Memories, baked in

4 min read

FOOD

BEST-SELLING AUTHOR GEORGINA HAYDEN HAS A POIGNANT WAY OF REMEMBERING HER FIRSTBORN – THE PERFECT ANGEL CAKE

LAST WEEK, my husband Pete and I celebrated a huge milestone –10 years of being parents. Or I should say, we celebrated what should have been our son’s 10th birthday. Our first child, Archimedes, was stillborn. A perfect little boy, whose heart had stopped beating. Reliving the days leading up to me having him – the blissful ignorance that something would or could go wrong – is hard. Now I’ll be knee-deep in washing up or bathtime with our two daughters when a wave of grief will hit me. This was when I packed my hospital bag. Or it was at this time that I was batch-cooking a ragu for the freezer.

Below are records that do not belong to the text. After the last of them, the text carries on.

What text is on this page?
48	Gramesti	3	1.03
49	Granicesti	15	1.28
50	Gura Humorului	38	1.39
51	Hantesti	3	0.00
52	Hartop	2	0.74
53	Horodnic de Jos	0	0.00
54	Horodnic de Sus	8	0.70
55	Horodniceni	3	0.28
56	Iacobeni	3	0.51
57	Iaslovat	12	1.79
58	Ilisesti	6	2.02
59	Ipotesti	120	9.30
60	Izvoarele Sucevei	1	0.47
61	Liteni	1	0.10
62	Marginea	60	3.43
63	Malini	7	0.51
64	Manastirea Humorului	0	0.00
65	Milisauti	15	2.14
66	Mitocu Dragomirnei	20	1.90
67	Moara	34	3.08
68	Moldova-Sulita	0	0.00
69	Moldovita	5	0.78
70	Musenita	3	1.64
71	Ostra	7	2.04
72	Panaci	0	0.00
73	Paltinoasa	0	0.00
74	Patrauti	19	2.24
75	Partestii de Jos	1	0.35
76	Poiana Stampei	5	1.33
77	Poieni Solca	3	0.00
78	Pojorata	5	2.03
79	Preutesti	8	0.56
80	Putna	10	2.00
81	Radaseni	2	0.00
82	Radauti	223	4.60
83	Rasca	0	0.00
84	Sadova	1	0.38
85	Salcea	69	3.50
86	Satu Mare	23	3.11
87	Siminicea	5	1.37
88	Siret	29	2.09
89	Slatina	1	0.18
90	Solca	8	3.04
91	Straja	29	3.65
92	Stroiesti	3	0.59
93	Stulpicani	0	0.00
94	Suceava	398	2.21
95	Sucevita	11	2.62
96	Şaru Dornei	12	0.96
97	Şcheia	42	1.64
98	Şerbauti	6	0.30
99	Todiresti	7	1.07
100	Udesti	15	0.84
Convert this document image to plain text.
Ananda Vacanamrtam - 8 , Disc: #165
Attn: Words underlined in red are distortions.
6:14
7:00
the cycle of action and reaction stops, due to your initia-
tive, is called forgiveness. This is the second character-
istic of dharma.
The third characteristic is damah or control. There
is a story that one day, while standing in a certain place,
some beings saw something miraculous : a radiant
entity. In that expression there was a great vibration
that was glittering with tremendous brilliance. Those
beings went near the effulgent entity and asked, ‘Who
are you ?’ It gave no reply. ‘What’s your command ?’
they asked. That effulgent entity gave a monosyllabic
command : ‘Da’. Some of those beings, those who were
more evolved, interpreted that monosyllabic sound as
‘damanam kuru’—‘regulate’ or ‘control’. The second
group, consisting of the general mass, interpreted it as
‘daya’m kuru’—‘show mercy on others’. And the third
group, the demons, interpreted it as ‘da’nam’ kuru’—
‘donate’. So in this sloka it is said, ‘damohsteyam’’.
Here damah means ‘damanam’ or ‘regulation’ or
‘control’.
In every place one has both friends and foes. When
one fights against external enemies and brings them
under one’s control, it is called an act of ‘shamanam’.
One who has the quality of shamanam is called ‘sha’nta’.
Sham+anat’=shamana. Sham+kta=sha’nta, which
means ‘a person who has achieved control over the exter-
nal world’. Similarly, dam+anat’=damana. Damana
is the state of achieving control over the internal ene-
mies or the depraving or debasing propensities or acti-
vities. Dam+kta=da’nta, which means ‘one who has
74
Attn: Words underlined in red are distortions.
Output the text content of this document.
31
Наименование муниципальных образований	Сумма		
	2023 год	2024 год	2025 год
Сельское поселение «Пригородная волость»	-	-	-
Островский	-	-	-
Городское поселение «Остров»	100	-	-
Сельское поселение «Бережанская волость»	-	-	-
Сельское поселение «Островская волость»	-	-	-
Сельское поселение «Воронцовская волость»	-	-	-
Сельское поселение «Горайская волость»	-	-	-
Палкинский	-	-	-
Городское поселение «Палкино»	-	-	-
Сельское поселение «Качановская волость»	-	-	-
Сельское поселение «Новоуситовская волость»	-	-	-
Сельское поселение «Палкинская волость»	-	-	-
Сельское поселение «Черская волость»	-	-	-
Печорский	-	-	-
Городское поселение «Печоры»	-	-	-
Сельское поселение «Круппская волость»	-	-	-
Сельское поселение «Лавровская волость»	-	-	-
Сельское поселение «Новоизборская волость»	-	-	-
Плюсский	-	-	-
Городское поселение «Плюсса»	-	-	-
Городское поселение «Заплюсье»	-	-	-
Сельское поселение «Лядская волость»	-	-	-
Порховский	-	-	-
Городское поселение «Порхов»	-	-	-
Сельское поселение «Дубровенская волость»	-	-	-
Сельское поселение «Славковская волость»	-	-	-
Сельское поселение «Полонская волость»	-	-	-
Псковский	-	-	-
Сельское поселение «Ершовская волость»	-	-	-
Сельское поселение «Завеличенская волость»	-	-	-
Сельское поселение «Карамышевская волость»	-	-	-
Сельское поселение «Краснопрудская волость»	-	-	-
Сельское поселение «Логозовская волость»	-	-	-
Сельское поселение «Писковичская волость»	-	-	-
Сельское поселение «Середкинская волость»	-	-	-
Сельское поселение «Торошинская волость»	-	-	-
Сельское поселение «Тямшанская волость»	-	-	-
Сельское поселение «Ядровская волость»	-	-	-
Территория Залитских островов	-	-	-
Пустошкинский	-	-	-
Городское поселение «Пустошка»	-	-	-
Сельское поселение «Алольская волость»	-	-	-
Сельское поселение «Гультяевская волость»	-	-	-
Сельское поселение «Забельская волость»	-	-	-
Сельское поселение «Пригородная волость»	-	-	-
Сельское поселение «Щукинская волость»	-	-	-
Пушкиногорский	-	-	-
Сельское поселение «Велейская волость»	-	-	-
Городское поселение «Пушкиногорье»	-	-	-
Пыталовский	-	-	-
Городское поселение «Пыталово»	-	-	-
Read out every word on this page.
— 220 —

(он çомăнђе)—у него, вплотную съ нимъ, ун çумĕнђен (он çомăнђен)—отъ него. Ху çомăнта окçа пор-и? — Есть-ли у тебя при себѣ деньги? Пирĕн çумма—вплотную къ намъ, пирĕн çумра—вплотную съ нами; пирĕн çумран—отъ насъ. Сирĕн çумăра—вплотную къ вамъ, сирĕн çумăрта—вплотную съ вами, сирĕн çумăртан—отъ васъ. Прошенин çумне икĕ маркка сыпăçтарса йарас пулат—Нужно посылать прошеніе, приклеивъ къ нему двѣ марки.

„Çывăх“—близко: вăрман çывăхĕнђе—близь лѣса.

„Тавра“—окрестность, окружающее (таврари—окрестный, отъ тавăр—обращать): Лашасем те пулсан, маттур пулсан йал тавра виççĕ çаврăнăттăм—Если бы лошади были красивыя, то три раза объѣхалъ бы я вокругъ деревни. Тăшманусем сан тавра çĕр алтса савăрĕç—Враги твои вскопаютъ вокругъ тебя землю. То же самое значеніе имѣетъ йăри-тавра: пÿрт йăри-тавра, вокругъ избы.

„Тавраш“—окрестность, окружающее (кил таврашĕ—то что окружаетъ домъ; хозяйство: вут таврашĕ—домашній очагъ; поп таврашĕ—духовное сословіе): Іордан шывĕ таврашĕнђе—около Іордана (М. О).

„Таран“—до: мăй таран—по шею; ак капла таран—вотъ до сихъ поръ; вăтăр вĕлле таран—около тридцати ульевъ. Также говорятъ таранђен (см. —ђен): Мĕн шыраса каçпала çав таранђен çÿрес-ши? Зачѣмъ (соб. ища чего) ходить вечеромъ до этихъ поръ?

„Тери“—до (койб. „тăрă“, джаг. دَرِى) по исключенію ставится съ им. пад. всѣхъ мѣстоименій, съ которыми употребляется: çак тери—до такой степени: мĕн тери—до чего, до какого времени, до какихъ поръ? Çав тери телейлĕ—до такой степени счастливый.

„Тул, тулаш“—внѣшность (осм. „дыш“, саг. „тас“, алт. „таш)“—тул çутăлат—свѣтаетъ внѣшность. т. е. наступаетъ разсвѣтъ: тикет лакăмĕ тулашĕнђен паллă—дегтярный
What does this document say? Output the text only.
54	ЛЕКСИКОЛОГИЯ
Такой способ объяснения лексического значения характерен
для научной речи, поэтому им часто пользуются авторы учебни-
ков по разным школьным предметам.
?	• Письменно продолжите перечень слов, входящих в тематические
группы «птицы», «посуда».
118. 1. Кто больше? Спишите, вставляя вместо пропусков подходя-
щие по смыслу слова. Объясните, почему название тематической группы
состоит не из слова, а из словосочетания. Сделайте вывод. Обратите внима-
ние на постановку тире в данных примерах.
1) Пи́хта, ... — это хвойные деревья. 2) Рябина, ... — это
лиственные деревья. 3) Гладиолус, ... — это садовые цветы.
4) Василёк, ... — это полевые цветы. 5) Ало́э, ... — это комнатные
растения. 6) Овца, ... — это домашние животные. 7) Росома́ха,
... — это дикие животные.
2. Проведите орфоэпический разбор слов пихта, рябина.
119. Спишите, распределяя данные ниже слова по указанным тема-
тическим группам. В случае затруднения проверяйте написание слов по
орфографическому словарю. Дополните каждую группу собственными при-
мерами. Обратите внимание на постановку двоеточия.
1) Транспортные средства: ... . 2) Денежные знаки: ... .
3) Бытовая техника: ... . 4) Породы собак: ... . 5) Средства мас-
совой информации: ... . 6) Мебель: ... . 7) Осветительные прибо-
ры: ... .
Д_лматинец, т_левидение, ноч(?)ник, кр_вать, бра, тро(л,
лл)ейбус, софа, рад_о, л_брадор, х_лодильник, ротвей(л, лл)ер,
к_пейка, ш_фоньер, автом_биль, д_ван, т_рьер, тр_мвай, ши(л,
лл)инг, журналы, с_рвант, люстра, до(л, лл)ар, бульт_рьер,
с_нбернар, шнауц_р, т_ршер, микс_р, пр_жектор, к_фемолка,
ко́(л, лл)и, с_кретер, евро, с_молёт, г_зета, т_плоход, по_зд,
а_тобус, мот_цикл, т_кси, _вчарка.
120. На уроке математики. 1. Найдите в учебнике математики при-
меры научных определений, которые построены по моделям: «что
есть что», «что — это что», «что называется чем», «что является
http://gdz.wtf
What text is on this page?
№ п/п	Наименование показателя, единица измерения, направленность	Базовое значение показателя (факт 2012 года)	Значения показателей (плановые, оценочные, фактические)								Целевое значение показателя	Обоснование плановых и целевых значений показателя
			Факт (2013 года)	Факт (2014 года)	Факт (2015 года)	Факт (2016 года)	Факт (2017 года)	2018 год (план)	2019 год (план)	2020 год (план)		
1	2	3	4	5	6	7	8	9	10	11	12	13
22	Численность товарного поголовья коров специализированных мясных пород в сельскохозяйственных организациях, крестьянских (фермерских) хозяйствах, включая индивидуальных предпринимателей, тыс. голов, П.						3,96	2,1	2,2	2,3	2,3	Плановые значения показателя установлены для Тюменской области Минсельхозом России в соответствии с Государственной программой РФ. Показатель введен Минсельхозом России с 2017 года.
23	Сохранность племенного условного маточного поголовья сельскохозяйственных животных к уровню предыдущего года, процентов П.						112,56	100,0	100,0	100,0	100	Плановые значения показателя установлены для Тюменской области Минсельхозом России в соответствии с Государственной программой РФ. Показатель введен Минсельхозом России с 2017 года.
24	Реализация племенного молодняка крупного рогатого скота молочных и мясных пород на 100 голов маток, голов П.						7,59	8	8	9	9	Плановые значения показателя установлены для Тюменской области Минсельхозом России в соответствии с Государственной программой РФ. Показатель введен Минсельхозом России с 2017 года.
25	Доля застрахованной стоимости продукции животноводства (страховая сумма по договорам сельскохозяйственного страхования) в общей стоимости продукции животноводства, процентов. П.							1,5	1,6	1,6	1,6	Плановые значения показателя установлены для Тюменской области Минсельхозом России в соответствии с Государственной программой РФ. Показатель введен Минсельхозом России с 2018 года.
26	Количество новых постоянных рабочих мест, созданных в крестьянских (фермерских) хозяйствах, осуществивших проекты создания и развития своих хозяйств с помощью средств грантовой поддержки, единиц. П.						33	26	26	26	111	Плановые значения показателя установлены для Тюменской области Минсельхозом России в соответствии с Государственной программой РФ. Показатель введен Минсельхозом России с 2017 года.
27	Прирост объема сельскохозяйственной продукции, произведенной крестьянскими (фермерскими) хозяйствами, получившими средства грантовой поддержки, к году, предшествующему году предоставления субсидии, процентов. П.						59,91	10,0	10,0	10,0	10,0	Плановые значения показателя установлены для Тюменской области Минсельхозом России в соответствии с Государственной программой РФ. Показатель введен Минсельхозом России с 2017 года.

Before Archie, I was a food stylist and recipe developer, working on large shoots with lots of travel. I had a close-knit group of mates, and I married my best friend. I conceived easily and my pregnancy was glorious and I loved every minute of it. So, when Archie died, the fall was great. We had decorated the nursery and a Moses basket sat by our bed. One day, I went into the hospital nine months pregnant and the next I came out with empty arms. I’m pretty sure the pain of having to bury your own child is up there as one of the worst.

After Archie, the first thing to go was my appetite – a pretty standard response to trauma. But given my life had revolved around eating and cooking, I felt lost and didn’t know what to do with myself. I messed up scrambled eggs and relied on other people to feed me, because even leaving the house was challenging. But over time, food and cooking became a source of comfort. I re-learned how to look after myself. I planned a menu for each day. I wrote shopping lists and started a blog. (Those recipes became my first book, Stirring Slowly.) For me, the blog, the book and social media were my way of talking about Archie.

In the lead-up to what should have been his first birthday we held a supper club and

donated all the money to Sands (the stillbirth and neonatal death charity). For the day itself, Pete and I made Archie an angel cake as it seemed fitting. We didn’t know that 10 years on this would be the ritual that would stick. But it has, providing us with more comfort than we could ever have imagined. There isn’t much we can do for Archie, other than make his memorial bench look smart or talk about him publicly to help raise awareness. But we can bake him a cake – the gentle, soothing process is the ‘thing’ I take more comfort in than anything else. It is a process that grounds me and is something we do together as his mum and dad. Today, our daughters, now seven and almost four, help us decorate it, and it helps us talk about their big brother in a gentle way, so that he is always part of our family.